86% of Americans are planning to celebrate Mother’s Day this year, spending close to an all time record high of an average $180 per person. And though the holiday is sometimes thought of as a children’s affair, the extravaganza’s biggest spenders will actually be between the ages of 35-44. Maybe we only learn to appreciate our mothers when we are mature enough to realize how much they have done for us, and how little time we may have left to enjoy their company. We’re certainly eager to talk to them; more phone calls are made on Mother’s Day than any other day of the year, with network traffic spiking by as much as 37%. Friendships fade, lovers come and go, and not everyone has a religion to observe, but damn near everyone loves their mother.

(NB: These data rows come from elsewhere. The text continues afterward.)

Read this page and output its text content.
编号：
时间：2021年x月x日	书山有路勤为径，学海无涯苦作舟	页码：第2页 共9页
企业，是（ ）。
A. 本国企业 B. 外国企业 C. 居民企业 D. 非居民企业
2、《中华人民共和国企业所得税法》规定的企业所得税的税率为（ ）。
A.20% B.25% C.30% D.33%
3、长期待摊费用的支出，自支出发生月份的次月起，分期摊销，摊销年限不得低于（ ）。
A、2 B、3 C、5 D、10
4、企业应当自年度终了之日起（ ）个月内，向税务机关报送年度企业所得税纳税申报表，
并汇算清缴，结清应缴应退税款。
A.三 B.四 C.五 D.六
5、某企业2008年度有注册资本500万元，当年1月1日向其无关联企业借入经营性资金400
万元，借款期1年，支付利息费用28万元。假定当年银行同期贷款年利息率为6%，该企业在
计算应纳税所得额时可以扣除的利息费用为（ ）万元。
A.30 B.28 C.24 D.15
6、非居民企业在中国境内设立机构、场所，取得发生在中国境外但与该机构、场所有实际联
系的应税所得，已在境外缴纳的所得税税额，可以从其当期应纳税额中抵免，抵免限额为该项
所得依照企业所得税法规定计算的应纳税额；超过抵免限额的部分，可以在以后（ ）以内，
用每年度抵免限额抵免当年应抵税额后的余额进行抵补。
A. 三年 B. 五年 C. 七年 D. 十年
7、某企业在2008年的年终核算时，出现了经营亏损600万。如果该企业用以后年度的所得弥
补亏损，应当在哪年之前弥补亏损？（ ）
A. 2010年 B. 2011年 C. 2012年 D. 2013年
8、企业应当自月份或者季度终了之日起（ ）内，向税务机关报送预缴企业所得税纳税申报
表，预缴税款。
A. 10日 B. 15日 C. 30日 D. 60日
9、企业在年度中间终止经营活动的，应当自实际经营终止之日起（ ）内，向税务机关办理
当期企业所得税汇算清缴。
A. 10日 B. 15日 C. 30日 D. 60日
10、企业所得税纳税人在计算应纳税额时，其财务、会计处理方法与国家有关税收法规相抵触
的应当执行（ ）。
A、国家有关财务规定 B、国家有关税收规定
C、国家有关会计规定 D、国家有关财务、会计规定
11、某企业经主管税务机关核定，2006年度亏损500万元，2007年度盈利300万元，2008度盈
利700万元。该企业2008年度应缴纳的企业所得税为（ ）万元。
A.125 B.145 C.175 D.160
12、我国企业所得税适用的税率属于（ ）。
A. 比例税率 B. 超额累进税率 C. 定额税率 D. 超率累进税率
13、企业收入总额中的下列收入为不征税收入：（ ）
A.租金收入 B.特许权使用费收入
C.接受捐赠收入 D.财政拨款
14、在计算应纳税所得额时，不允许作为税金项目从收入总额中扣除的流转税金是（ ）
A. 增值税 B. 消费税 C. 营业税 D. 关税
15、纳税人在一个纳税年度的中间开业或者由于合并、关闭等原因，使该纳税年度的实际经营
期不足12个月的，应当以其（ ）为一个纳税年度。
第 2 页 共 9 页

And as the relationship between mother and child isn’t always a smooth one, it’s also fitting that Mother’s Day’s own “mother” Anna Jarvis had some pretty big issues with her unruly child. Jarvis was inspired to create the holiday in 1908 by the memory of her mother, activist and civil war nurse Ann Maria Reeves Jarvis. Thanks to Jarvis’s soulful evangelicalism, the observance quickly took off, becoming an official national holiday in 1914. But she soon became disheartened by its rampant commercialization, actually becoming so upset that she started an unsuccessful campaign to abolish the holiday. Later in life, she memorably preached:

“A printed card means nothing except that you are too lazy to write to the woman who has done more for you than anyone in the world”, believing instead that “any mother would rather have a line of the worst scribble from her son or daughter than any fancy greeting card.”

I for one, agree. As important and long-suffering as mothers are, appreciating them shouldn’t be relegated to one day a year, or to impersonal, cliché gifts. Your mother deserves more than half-hearted, last minute greeting cards from Hallmark and chalky chocolates from Russel Stover- she deserves the best you can offer her, and that can only come from the heart.